As with, PCEHR, the electronic disability record will require careful and clearly articulated privacy protocols, which should be developed in consultation with the Australian Privacy Commissioner. One important facet of this would be differing levels of access. For example, service providers would only have access to a specified range of information, with active consent from the client. Similarly, accesses to the record by different services providers could potentially be ‘layered’ according to needs or preference of the client. In some cases, a person might not want a provider to have access to the record at all, and in that case, the person would have to provide the required information to service providers in the traditional way.
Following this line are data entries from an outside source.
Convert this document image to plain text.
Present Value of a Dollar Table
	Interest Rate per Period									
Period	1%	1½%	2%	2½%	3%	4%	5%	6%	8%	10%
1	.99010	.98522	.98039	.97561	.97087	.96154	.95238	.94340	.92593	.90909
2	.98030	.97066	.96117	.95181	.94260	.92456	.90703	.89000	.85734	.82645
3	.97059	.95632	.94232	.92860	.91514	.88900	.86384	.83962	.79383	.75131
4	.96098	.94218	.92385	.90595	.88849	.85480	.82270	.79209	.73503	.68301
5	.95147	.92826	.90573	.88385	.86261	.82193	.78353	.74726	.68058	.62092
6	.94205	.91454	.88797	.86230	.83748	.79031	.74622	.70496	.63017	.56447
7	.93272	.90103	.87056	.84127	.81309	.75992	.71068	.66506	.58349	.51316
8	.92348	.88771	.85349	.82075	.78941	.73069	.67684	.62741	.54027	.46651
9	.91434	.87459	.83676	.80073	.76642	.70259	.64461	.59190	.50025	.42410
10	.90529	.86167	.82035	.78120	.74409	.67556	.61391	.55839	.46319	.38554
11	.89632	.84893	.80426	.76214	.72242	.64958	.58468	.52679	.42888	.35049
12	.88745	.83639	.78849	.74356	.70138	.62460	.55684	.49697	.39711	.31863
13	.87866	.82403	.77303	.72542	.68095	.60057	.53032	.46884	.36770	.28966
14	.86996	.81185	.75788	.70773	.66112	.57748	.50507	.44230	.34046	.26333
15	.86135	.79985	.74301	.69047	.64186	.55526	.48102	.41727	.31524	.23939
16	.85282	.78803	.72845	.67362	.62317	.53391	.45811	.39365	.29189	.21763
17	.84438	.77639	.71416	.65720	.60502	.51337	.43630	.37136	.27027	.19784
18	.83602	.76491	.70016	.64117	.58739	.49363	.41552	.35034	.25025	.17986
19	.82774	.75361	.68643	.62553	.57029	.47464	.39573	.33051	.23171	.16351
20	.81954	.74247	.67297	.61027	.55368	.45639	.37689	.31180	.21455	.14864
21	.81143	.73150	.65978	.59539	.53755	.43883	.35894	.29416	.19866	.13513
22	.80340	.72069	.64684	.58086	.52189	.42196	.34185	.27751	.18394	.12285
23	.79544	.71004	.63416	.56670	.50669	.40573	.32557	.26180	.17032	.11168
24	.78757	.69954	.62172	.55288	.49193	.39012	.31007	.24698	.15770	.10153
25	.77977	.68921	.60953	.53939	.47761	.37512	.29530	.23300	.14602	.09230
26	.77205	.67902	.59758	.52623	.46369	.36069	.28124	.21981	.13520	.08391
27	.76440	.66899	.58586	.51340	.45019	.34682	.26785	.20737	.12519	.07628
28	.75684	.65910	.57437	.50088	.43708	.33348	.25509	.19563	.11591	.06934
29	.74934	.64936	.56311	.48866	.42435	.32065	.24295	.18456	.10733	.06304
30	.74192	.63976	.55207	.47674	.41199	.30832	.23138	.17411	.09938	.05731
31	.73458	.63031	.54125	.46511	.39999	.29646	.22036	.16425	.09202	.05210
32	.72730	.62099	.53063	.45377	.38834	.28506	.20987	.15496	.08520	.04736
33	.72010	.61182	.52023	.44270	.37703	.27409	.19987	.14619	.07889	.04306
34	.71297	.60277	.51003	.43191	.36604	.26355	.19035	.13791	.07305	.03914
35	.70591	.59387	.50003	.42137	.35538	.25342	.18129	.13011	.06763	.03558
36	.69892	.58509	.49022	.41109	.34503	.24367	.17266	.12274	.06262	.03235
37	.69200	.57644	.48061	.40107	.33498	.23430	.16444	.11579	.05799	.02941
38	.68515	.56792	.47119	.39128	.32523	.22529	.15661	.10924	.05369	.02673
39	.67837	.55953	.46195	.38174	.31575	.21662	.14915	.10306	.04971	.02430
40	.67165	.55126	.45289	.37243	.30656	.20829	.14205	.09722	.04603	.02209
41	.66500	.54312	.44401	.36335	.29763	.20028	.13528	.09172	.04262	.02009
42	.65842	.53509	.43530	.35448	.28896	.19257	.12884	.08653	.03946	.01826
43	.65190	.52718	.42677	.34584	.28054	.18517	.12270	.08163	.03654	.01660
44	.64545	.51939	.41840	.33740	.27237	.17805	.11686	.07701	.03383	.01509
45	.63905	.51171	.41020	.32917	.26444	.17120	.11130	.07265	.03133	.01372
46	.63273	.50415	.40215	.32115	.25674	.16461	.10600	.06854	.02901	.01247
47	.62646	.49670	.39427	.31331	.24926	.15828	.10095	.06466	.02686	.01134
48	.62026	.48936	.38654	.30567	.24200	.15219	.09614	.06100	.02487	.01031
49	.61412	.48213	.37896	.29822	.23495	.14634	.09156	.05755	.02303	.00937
Similarly, protocols will also need to be established for entering data onto the record (privacy issues are discussed further in chapter 12).
Recommendation 10.2

The Australian Government should, with privacy safeguards, fund and develop a national system for a shared electronic record of the relevant details of NDIA participants, including assessed need, service entitlements, use and cost of specialist disability services, outcomes and other key data items.
----- End Extract
From Section 12 we also see this paragraph or two:
----- Begin Extract.

Links with the eHealth initiatives

The evidence base of the scheme should ideally mesh with eHealth initiatives (for example, the use of common personal identifiers) and interface effectively with the broader health sector. The latter would allow, for example, better information on those people who enter the disability system, but later withdraw. They may subsequently re-enter the mainstream health sector but, under current arrangements, their medical experiences and history can become ‘lost’ in a bureaucratic sense. This issue is examined in greater detail in chapter 10.
Recommendation 12.3

The NDIA should make relevant data, research and analysis publicly available, subject to confidentiality, privacy and ethical safeguards.
----- End Extract
So what we have in this report is suggesting scope expansion of the Health Identifier Service to the Disability Sector and the creation of a whole new Government run system to manage and research those receiving disability services.
I really hope those planning for implementation of these ideas watch very closely how the NEHRS / PCEHR progresses and carefully learn all the lessons possible from what is going on in the Health Sector.
One has a really bad sense of déjà vu with all this!

1 comment:

Cris Kerr said...

I raised this option at one of the forums as well as in my PCEHR draft concept of operations feedback response 31 May 2011 (pages 5 & 17).

I still believe a shared electronic record is needed to ease the burden on carers and the disabled, but very sadly, in respect of the PCEHR and the way it has progressed to-date... I'm hoping and praying nothing will be progressed until the PCEHR is either fixed (with all that entails from my perspective) or halted and deferred.